The Texas House gave final approval Tuesday to a sweeping rewrite of the state’s election laws, pushing the bill to the cusp of Republican Gov. Greg Abbott's desk and inching Democrats toward a bruising defeat in a monthslong, bitter fight over voting rights.
The bill passed the GOP-controlled chamber after a last-minute removal of one of its few bipartisan provisions: language aimed at protecting voters with felony convictions from facing prosecution if they cast a ballot without knowing they were ineligible to vote.
New language sought to add clarity that a person must have known he or she was voting illegally in order to face prosecution. But although it had buy-in from the House, it was rejected by Senate negotiators just as the bill was being finalized over the weekend.
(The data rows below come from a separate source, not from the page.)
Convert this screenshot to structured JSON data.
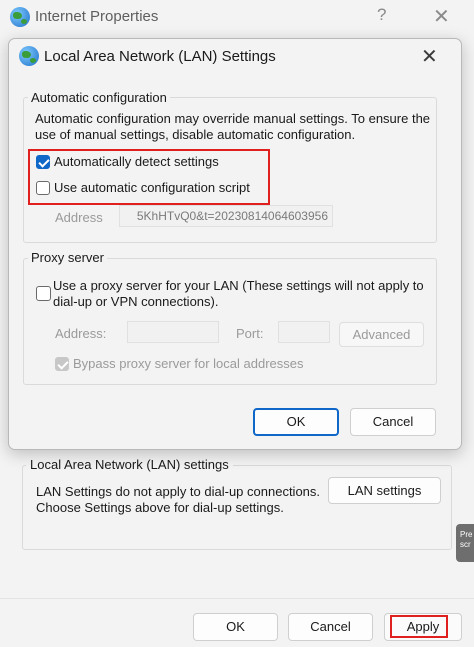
{
  "parent_window": {
    "title": "Internet Properties",
    "help_glyph": "?",
    "close_glyph": "✕",
    "lan_section": {
      "title": "Local Area Network (LAN) settings",
      "description": "LAN Settings do not apply to dial-up connections. Choose Settings above for dial-up settings.",
      "lan_settings_button": "LAN settings"
    },
    "footer": {
      "ok": "OK",
      "cancel": "Cancel",
      "apply": "Apply"
    },
    "side_tooltip": "Pre scr"
  },
  "dialog": {
    "title": "Local Area Network (LAN) Settings",
    "close_glyph": "✕",
    "automatic_configuration": {
      "group_title": "Automatic configuration",
      "description": "Automatic configuration may override manual settings.  To ensure the use of manual settings, disable automatic configuration.",
      "auto_detect": {
        "label": "Automatically detect settings",
        "checked": true
      },
      "use_script": {
        "label": "Use automatic configuration script",
        "checked": false
      },
      "address_label": "Address",
      "address_value": "5KhHTvQ0&t=20230814064603956"
    },
    "proxy_server": {
      "group_title": "Proxy server",
      "use_proxy": {
        "label": "Use a proxy server for your LAN (These settings will not apply to dial-up or VPN connections).",
        "checked": false
      },
      "address_label": "Address:",
      "address_value": "",
      "port_label": "Port:",
      "port_value": "",
      "advanced_button": "Advanced",
      "bypass_local": {
        "label": "Bypass proxy server for local addresses",
        "checked": true,
        "disabled": true
      }
    },
    "ok_button": "OK",
    "cancel_button": "Cancel"
  },
  "colors": {
    "accent": "#0f67c8",
    "highlight": "#e0201e",
    "background": "#f3f3f3"
  }
}
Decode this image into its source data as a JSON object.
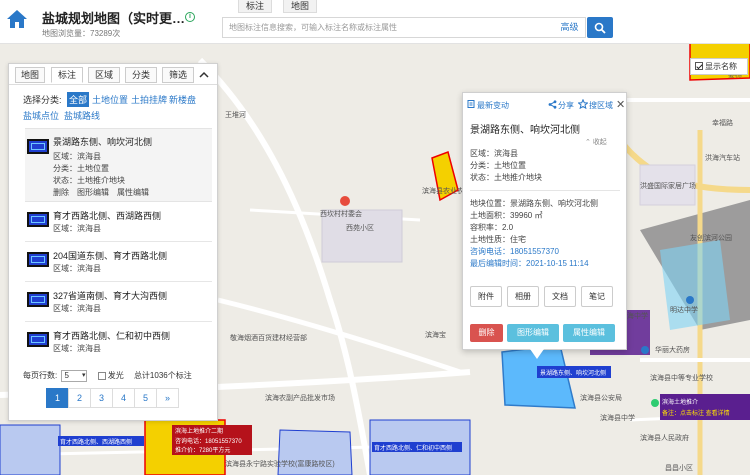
{
  "header": {
    "title": "盐城规划地图（实时更…",
    "view_count": "地图浏览量：73289次",
    "search_placeholder": "地图标注信息搜索，可输入标注名称或标注属性",
    "advanced_label": "高级",
    "top_tabs": [
      "标注",
      "地图"
    ]
  },
  "controls": {
    "show_name_label": "显示名称"
  },
  "map": {
    "labels": [
      "王堆河",
      "西坎村村委会",
      "西苑小区",
      "滨海县农业农村局",
      "滨海宝",
      "敬海烟酒百货建材经营部",
      "滨海农副产品批发市场",
      "滨海中学",
      "华丽大药房",
      "滨海县中等专业学校",
      "滨海县永宁路实验学校(富康路校区)",
      "滨海县公安局",
      "洪海汽车站",
      "洪盛国际家居广场",
      "友创滨河公园",
      "明达中学",
      "晏林",
      "幸福路",
      "滨海县人民政府",
      "滨海县中学",
      "昌昌小区"
    ],
    "markers": [
      "景湖路东侧、响坎河北侧",
      "育才西路北侧、西湖路西侧",
      "育才西路北侧、仁和初中西侧",
      "滨海土地推介",
      "备注：点击标注 查看详情"
    ],
    "red_marker": [
      "滨海上地推介二期",
      "咨询电话：18051557370",
      "推介价：7280平方元"
    ]
  },
  "left_panel": {
    "tabs": [
      "地图",
      "标注",
      "区域",
      "分类",
      "筛选"
    ],
    "category_label": "选择分类:",
    "category_links": [
      "全部",
      "土地位置",
      "土拍挂牌",
      "新楼盘",
      "盐城点位",
      "盐城路线"
    ],
    "items": [
      {
        "title": "景湖路东侧、响坎河北侧",
        "region": "区域：滨海县",
        "category": "分类：土地位置",
        "status": "状态：土地推介地块",
        "actions": "删除　图形编辑　属性编辑"
      },
      {
        "title": "育才西路北侧、西湖路西侧",
        "region": "区域：滨海县"
      },
      {
        "title": "204国道东侧、育才西路北侧",
        "region": "区域：滨海县"
      },
      {
        "title": "327省道南侧、育才大沟西侧",
        "region": "区域：滨海县"
      },
      {
        "title": "育才西路北侧、仁和初中西侧",
        "region": "区域：滨海县"
      }
    ],
    "pager": {
      "per_page_label": "每页行数:",
      "per_page_value": "5",
      "glow_label": "发光",
      "total_label": "总计1036个标注",
      "pages": [
        "1",
        "2",
        "3",
        "4",
        "5",
        "»"
      ]
    }
  },
  "popup": {
    "recent_label": "最新变动",
    "share_label": "分享",
    "search_area_label": "搜区域",
    "title": "景湖路东侧、响坎河北侧",
    "collapse_label": "收起",
    "region": "区域：滨海县",
    "category": "分类：土地位置",
    "status": "状态：土地推介地块",
    "location": "地块位置：景湖路东侧、响坎河北侧",
    "area": "土地面积：39960 ㎡",
    "ratio": "容积率：2.0",
    "nature": "土地性质：住宅",
    "phone": "咨询电话：18051557370",
    "last_edit": "最后编辑时间：2021-10-15 11:14",
    "buttons": [
      "附件",
      "相册",
      "文档",
      "笔记"
    ],
    "actions": [
      "删除",
      "图形编辑",
      "属性编辑"
    ]
  },
  "colors": {
    "accent": "#2a78c8",
    "danger": "#d9534f",
    "teal": "#5bc0de"
  }
}
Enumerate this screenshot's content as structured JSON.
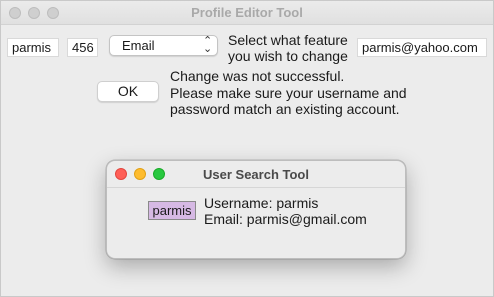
{
  "window": {
    "title": "Profile Editor Tool"
  },
  "form": {
    "username_value": "parmis",
    "password_value": "456",
    "feature_select_value": "Email",
    "feature_prompt_line1": "Select what feature",
    "feature_prompt_line2": "you wish to change",
    "new_value": "parmis@yahoo.com",
    "ok_label": "OK",
    "message_line1": "Change was not successful.",
    "message_line2": "Please make sure your username and",
    "message_line3": "password match an existing account."
  },
  "dialog": {
    "title": "User Search Tool",
    "search_value": "parmis",
    "username_line": "Username: parmis",
    "email_line": "Email: parmis@gmail.com"
  }
}
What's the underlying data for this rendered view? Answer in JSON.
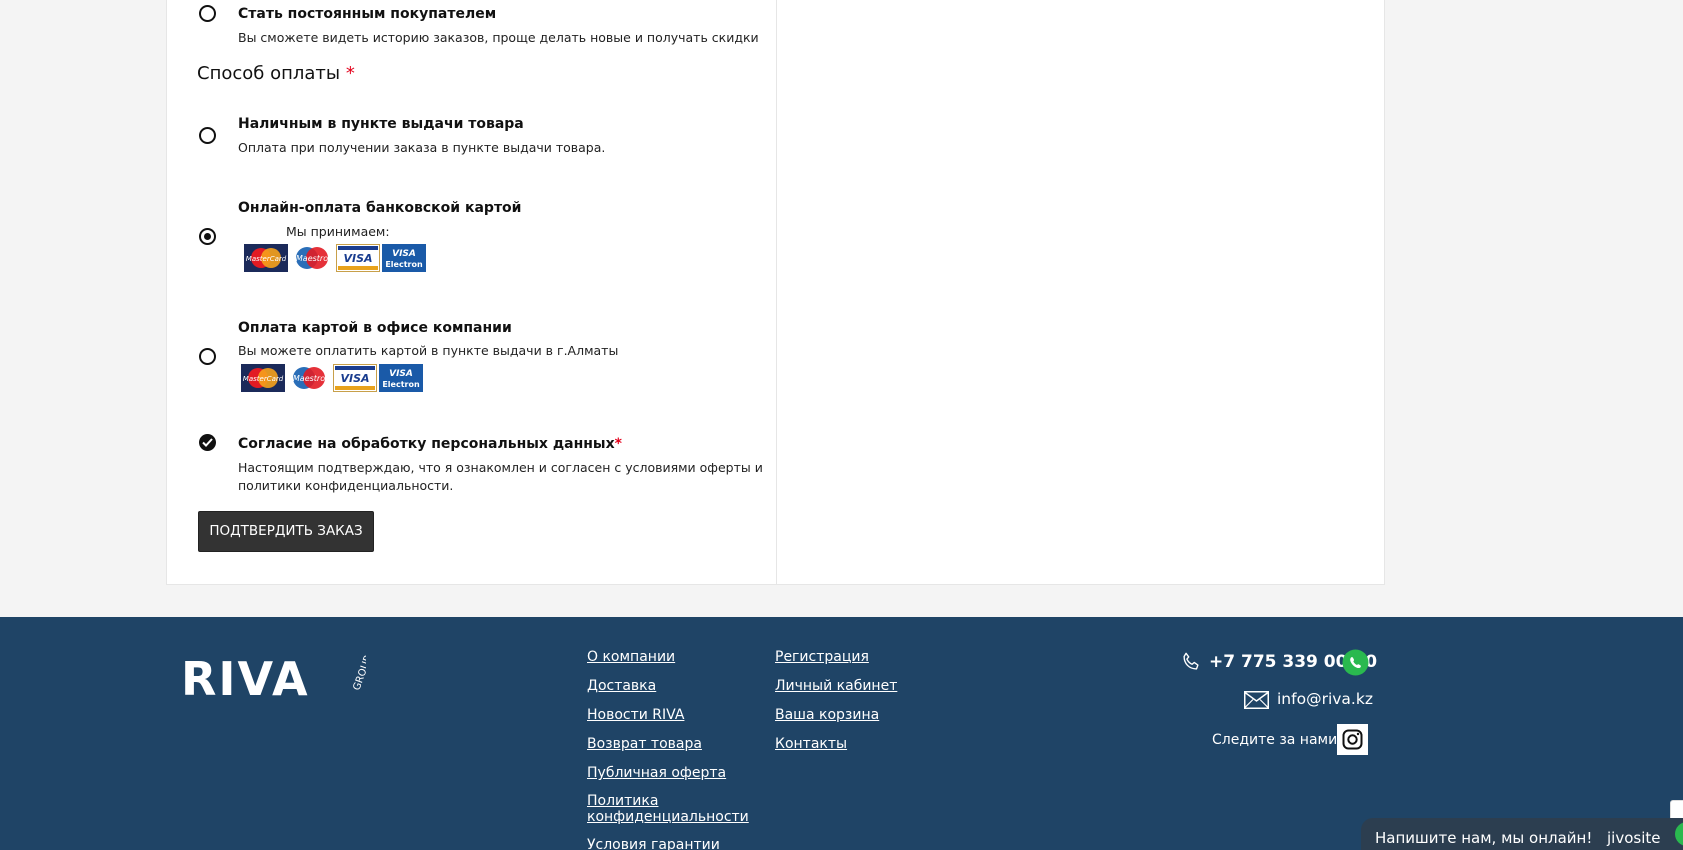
{
  "order": {
    "regular_customer": {
      "title": "Стать постоянным покупателем",
      "desc": "Вы сможете видеть историю заказов, проще делать новые и получать скидки"
    },
    "payment_title": "Способ оплаты",
    "required_mark": "*",
    "payment_options": [
      {
        "title": "Наличным в пункте выдачи товара",
        "desc": "Оплата при получении заказа в пункте выдачи товара.",
        "selected": false
      },
      {
        "title": "Онлайн-оплата банковской картой",
        "desc": "Мы принимаем:",
        "selected": true
      },
      {
        "title": "Оплата картой в офисе компании",
        "desc": "Вы можете оплатить картой в пункте выдачи в г.Алматы",
        "selected": false
      }
    ],
    "card_logos": [
      "MasterCard",
      "Maestro",
      "VISA",
      "VISA",
      "Electron"
    ],
    "consent": {
      "title": "Согласие на обработку персональных данных",
      "desc_line1": "Настоящим подтверждаю, что я ознакомлен и согласен с условиями оферты и",
      "desc_line2": "политики конфиденциальности.",
      "checked": true
    },
    "submit_label": "ПОДТВЕРДИТЬ ЗАКАЗ"
  },
  "footer": {
    "logo": "RIVA",
    "logo_sub": "GROUP",
    "col1": [
      "О компании",
      "Доставка",
      "Новости RIVA",
      "Возврат товара",
      "Публичная оферта",
      "Политика",
      "конфиденциальности",
      "Условия гарантии"
    ],
    "col2": [
      "Регистрация",
      "Личный кабинет",
      "Ваша корзина",
      "Контакты"
    ],
    "phone": "+7 775 339 00 00",
    "email": "info@riva.kz",
    "follow": "Следите за нами:"
  },
  "chat": {
    "text": "Напишите нам, мы онлайн!",
    "brand": "jivosite"
  },
  "colors": {
    "footer_bg": "#1f4466",
    "required": "#e3001b",
    "button_bg": "#333333",
    "whatsapp": "#2ab94f"
  }
}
The provision was in response to backlash following the illegal voting arrests of two Texans who said they did not realize the law prohibits people on parole, probation or supervised released from voting.
Both voters are Black, which intensified criticism amid a broader fight over voting restrictions that opponents say disproportionately impact people of color.
The bill would limit how and when voters can cast a ballot in booming and fast-changing Texas, where decades of commanding Republican victories on Election Day are starting to shrink. Many of the most hotly contested changes would eliminate expanded voting access that Texas' largest county put in place during the COVID-19 pandemic.
Harris County, which includes Houston and is a major source of Democratic votes, offered 24-hour polling places, drive-thru voting and tried sending mail-ballot applications to 2 million registered voters last year. All of that would now be outlawed under the bill heading to Abbott.
Republicans say criticism of the bill's impacts are exaggerated and emphasize it would add an extra hour of early voting daily, as well as expand the number of counties that must offer 12 hours of early voting on weekdays.